Scholar argues that lowering prescription drug prices can increase innovation.
Almost 30 percent of American adults say they don’t take medications because of the high cost. Compared to 32 other countries, prescription drug prices in the United States are 256 percent higher. The US government does not regulate the price of prescription drugs, leaving drug companies to set costs at levels that benefit their bottom line.
In a recent report for the Center for American Progress, health policy analyst Thomas Waldrop suggests that the United States should adopt a value-based pricing system to ensure reasonable drug prices and access to drugs.
Waldrop explains that the high drug prices stem from the patent protection the US government gives to drug companies and the lack of negotiating opportunities. Pharmaceutical companies receive market exclusivity, most often for five years, after the drug has been approved by the US Food and Drug Administration (FDA). Meanwhile, other companies cannot produce a generic version of the approved drug. Once generic versions are produced and marketed, the price of a drug usually drops.
Pharmaceutical companies have extended their monopoly on certain drugs by paying generic manufacturers to delay market entry. In addition, companies can use intellectual property law to extend their patent protection. Patent protection only lasts for a limited time. Pharmaceutical companies, however, can modify minor parts of a drug to establish a new patent worthy of a new period of protection.
Health insurance funds do not ease the financial burden on patients. The Medicare Modernization Act 2003 prohibits Medicare from negotiating the prices of drugs for Medicare patients.
Private health insurance providers can negotiate the prices of prescription drugs, but patients still feel the weight of these high prices in their insurance premiums and out-of-pocket expenses. The nature of the product leaves little choice for patients: either to buy the drug at too high a price, or to forgo the drug and suffer serious health effects. Medicines can be essential to a patient’s life, often leaving buyers without the bargaining power that may exist in other less essential industries.
Waldrop argues that the high price of prescription drugs does not lead to better, more effective, more accessible, or more innovative drugs. Pharmaceutical companies typically invest the benefits of high drug costs in the research and development of other drugs that they can get the most benefit from, rather than the drugs that patients need most. Pharmaceutical companies often invest in the research and development of new drugs that are only slightly different from existing drugs, called “me too” drugs. Me too drugs do not lower prices like generic drugs do, because they generally have very similar purposes to drugs already on the market. A large majority of drugs approved by the FDA fall into this “me too” category.

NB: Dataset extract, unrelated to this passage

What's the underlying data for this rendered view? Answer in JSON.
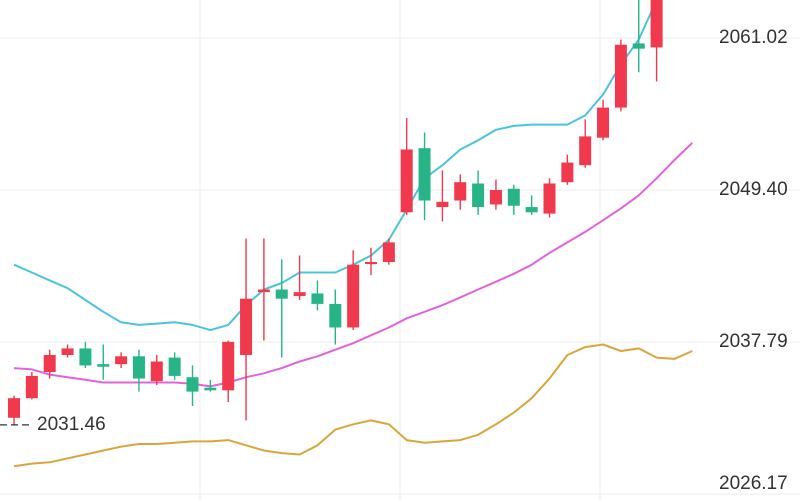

A report by the United States House of Representatives Oversight and Reform Committee found that, from 2016 to 2020, the largest pharmaceutical companies spent $ 56 billion more on share buybacks and dividends than in research and development. These companies have also devoted “a significant portion” of their research and development budget to “finding ways to remove competition from generics and biosimilars while continuing to raise prices, rather than on innovative research,” according to the report. Committee.
Most of the real innovations in drug development come from federal investments. Waldrop cites a 2017 study finding that every new prescription drug approved from 2010 to 2016 came in part from federally funded research.
To meet the needs of U.S. patients, Waldrop argues that the U.S. government should regulate prescription drug prices using a value-based pricing system. Value-based pricing determines the cost of a drug based on the benefits it provides to patients over existing drugs. Benefits can be determined by several factors, including efficiency, innovation and affordability.
This system rewards a drug with a price consistent with the value it adds to society, rewarding new drugs with high prices but preventing the arbitrarily and inaccessible valuations that pharmaceutical companies currently award. Waldrop cites the changes Germany and Australia have made to implement value-based pricing systems and the resulting drop in prescription drug prices and spending.
Waldrop argues that value-based pricing can change incentives in the pharmaceutical industry to improve patient health. Waldrop explains that value-based pricing can lower the prices of drugs whose benefits have not been proven. The cost of ‘me too’ drugs, for example, which traditionally lack proven benefits, would drop to their relative value – often similar to generic brands – encouraging companies to shift research and development toward new drugs.
Instead, value-based pricing would encourage research into historically unstudied and underserved health issues. Many of these diseases affect marginalized individuals at a disproportionate rate. Waldrop argues that implementing a value-based pricing system would solve pressing fairness issues.
Waldrop also explains that the United States does not have the information necessary to conduct valuation-based assessments of prescription drugs. Currently, the federal government does not have a comprehensive, centralized review of how drugs are prescribed, dispensed and used. The FDA collects information on the efficacy and safety of drugs, assessing whether the drugs are more effective than a placebo. However, the FDA does not benchmark against other drugs necessary for a value-based pricing system.
Waldrop argues that with better data collection, the U.S. government could implement a value-based pricing system for prescription drugs. Pricing drugs based on their value to patients would increase the accessibility of prescription drugs, foster drug innovation, and better meet the needs of American patients.